I haven't actually done this, but I seriously considered it for my OS course
this spring. This is much of what was prompting my partial walkthrough of
the code. I concluded that in the absence of substantial documentation
(equivalent, say, to a combination of Linux Device Drivers and Understanding
the Linux Kernel combined), it is not doable (or at least, not by me).

The problem with combining drivers from multiple sources is that the code
must incorporate adaptors for multiple models for everything. As an
engineering feat this is quite impressive, but in a pedagogical tool it is
unfortunate. As a teacher, I want to use an example OS that is exceptionally
clear.

Now if only one of those actually existed, I'ld be happy :-)

With great reluctance, I will probably end up using Linux 2.2, because it is
well documented.

OsKit folks: please don't take any of this as a negative comment.
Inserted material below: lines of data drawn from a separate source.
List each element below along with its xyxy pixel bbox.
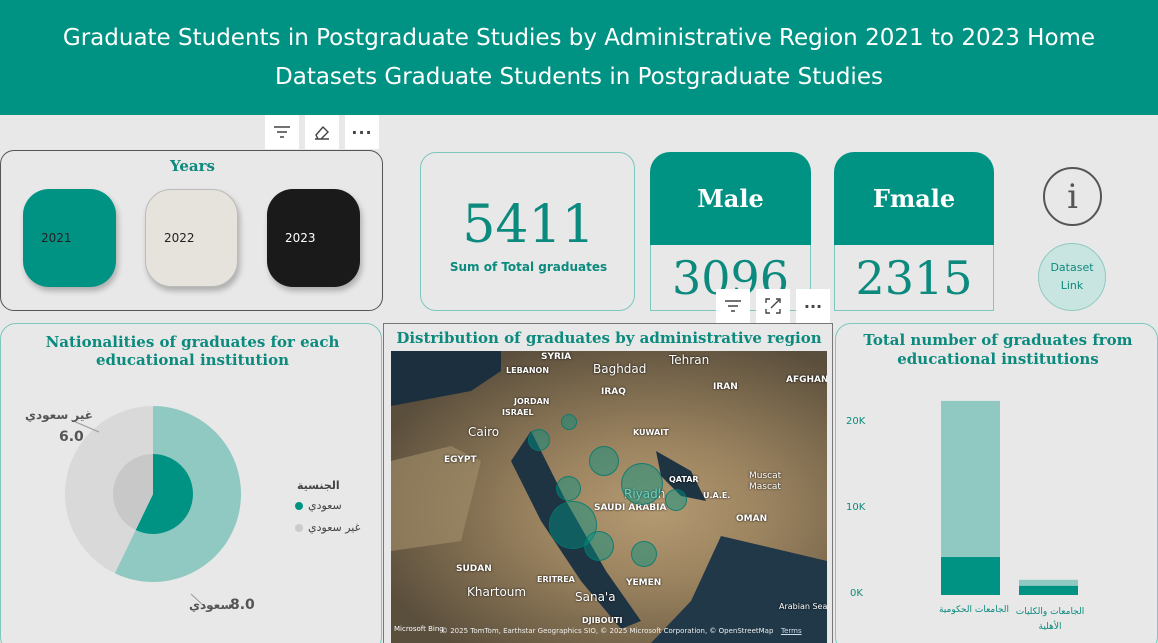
map-label-djibouti: DJIBOUTI (582, 616, 623, 625)
filter-icon[interactable] (716, 289, 750, 323)
year-2022-button[interactable]: 2022 (145, 189, 238, 287)
year-2021-button[interactable]: 2021 (23, 189, 116, 287)
total-graduates-label: Sum of Total graduates (449, 260, 608, 274)
map-label-sudan: SUDAN (456, 564, 492, 574)
map-toolbar: ··· (716, 289, 830, 323)
female-header: Fmale (834, 152, 994, 245)
institutions-bar-chart (941, 400, 1078, 595)
nationalities-title: Nationalities of graduates for each educ… (45, 333, 340, 369)
map-label-uae: U.A.E. (703, 491, 731, 500)
pie-label-saudi-name: سعودي (189, 598, 233, 612)
map-label-iran: IRAN (713, 382, 738, 392)
bar-0-segment-0[interactable] (941, 557, 1000, 595)
total-graduates-value: 5411 (462, 195, 595, 255)
map-label-syria: SYRIA (541, 352, 572, 362)
legend-dot (295, 523, 303, 532)
legend-label: غير سعودي (308, 521, 361, 534)
map-label-kuwait: KUWAIT (633, 428, 669, 437)
more-options-icon[interactable]: ··· (796, 289, 830, 323)
female-value: 2315 (834, 245, 994, 311)
map-city-khartoum: Khartoum (467, 585, 527, 599)
map-card: Distribution of graduates by administrat… (383, 323, 833, 643)
map-bubble[interactable] (665, 489, 687, 511)
map-label-yemen: YEMEN (626, 578, 662, 588)
legend-title: الجنسية (297, 479, 340, 492)
pie-label-non-saudi-name: غير سعودي (25, 408, 93, 422)
map-title: Distribution of graduates by administrat… (396, 329, 822, 347)
map-label-saudi-arabia: SAUDI ARABIA (594, 503, 667, 513)
map-attribution: © 2025 TomTom, Earthstar Geographics SIO… (441, 627, 774, 635)
dataset-link-button[interactable]: Dataset Link (1038, 243, 1106, 311)
map-label-arabian-sea: Arabian Sea (779, 602, 827, 611)
map-label-israel: ISRAEL (502, 408, 534, 417)
institutions-card: Total number of graduates from education… (835, 323, 1158, 643)
map-bubble[interactable] (561, 414, 577, 430)
map-label-lebanon: LEBANON (506, 366, 550, 375)
bar-1-segment-0[interactable] (1019, 585, 1078, 595)
pie-label-non-saudi-value: 6.0 (59, 429, 84, 445)
x-label-government: الجامعات الحكومية (938, 605, 1010, 615)
map-city-mascat: Mascat (749, 482, 781, 492)
total-graduates-card: 5411 Sum of Total graduates (420, 152, 635, 311)
male-header: Male (650, 152, 811, 245)
map-bubble[interactable] (621, 463, 663, 505)
y-tick-0k: 0K (850, 588, 863, 599)
pie-inner-slice (112, 454, 153, 531)
pie-inner-slice (135, 454, 193, 534)
eraser-icon[interactable] (305, 115, 339, 149)
map-label-oman: OMAN (736, 514, 768, 524)
y-tick-10k: 10K (846, 502, 866, 513)
visual-toolbar: ··· (265, 115, 379, 149)
years-title: Years (169, 157, 215, 175)
pie-label-saudi-value: 8.0 (230, 597, 255, 613)
map-label-afghan: AFGHAN (786, 375, 827, 385)
institutions-title: Total number of graduates from education… (863, 331, 1133, 368)
map-city-sanaa: Sana'a (575, 590, 616, 604)
focus-mode-icon[interactable] (756, 289, 790, 323)
year-2023-button[interactable]: 2023 (267, 189, 360, 287)
map-bubble[interactable] (584, 531, 614, 561)
years-slicer: Years 2021 2022 2023 (0, 150, 383, 311)
pie-leader-line (190, 593, 207, 609)
region-map[interactable]: SYRIA LEBANON JORDAN ISRAEL IRAQ KUWAIT … (391, 351, 827, 643)
map-label-iraq: IRAQ (601, 387, 626, 397)
map-city-muscat: Muscat (749, 471, 782, 481)
legend-item-saudi[interactable]: سعودي (295, 499, 342, 512)
pie-slice-non-saudi[interactable] (64, 406, 153, 574)
map-city-cairo: Cairo (468, 425, 500, 439)
map-label-jordan: JORDAN (514, 397, 550, 406)
pie-leader-line (70, 419, 100, 433)
map-bubble[interactable] (631, 541, 657, 567)
bing-logo: Microsoft Bing (394, 625, 444, 633)
map-bubble[interactable] (528, 429, 550, 451)
map-label-qatar: QATAR (669, 475, 699, 484)
map-bubble[interactable] (589, 446, 619, 476)
legend-label: سعودي (308, 499, 342, 512)
nationalities-pie-chart (64, 406, 241, 609)
y-tick-20k: 20K (846, 416, 866, 427)
page-header: Graduate Students in Postgraduate Studie… (0, 0, 1158, 115)
map-city-baghdad: Baghdad (593, 362, 647, 376)
map-label-eritrea: ERITREA (537, 575, 575, 584)
nationalities-card: Nationalities of graduates for each educ… (0, 323, 382, 643)
x-label-private: الجامعات والكليات الأهلية (1015, 607, 1085, 632)
page-title: Graduate Students in Postgraduate Studie… (62, 24, 1096, 90)
bar-0-segment-1[interactable] (941, 400, 1000, 558)
legend-dot (295, 501, 303, 510)
map-terms-link[interactable]: Terms (781, 627, 802, 635)
map-city-tehran: Tehran (669, 353, 710, 367)
map-bubble[interactable] (556, 476, 581, 501)
more-options-icon[interactable]: ··· (345, 115, 379, 149)
legend-item-non-saudi[interactable]: غير سعودي (295, 521, 360, 534)
map-label-egypt: EGYPT (444, 455, 477, 465)
info-icon[interactable]: i (1043, 167, 1102, 226)
bar-1-segment-1[interactable] (1019, 579, 1078, 586)
filter-icon[interactable] (265, 115, 299, 149)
You're
doing a wonderful job, and there are only so many hours in the day!


Jonathan

----- Original Message -----
From: "Kevin S. Van Horn" <Kevin_VanHorn@ndsu.NoDak.edu>
To: <oskit-users@fast.cs.utah.edu>
Sent: Friday, December 15, 2000 2:52 PM
Subject: Educational use of OSKit


> I'm teaching an OS course for the first time, and I'm looking for some
good
> student projects.  Has anyone on the list used OSKit for student projects
in
> an OS course?  If so, how did it work out, and do you have any
> recommendations for others thinking of doing the same?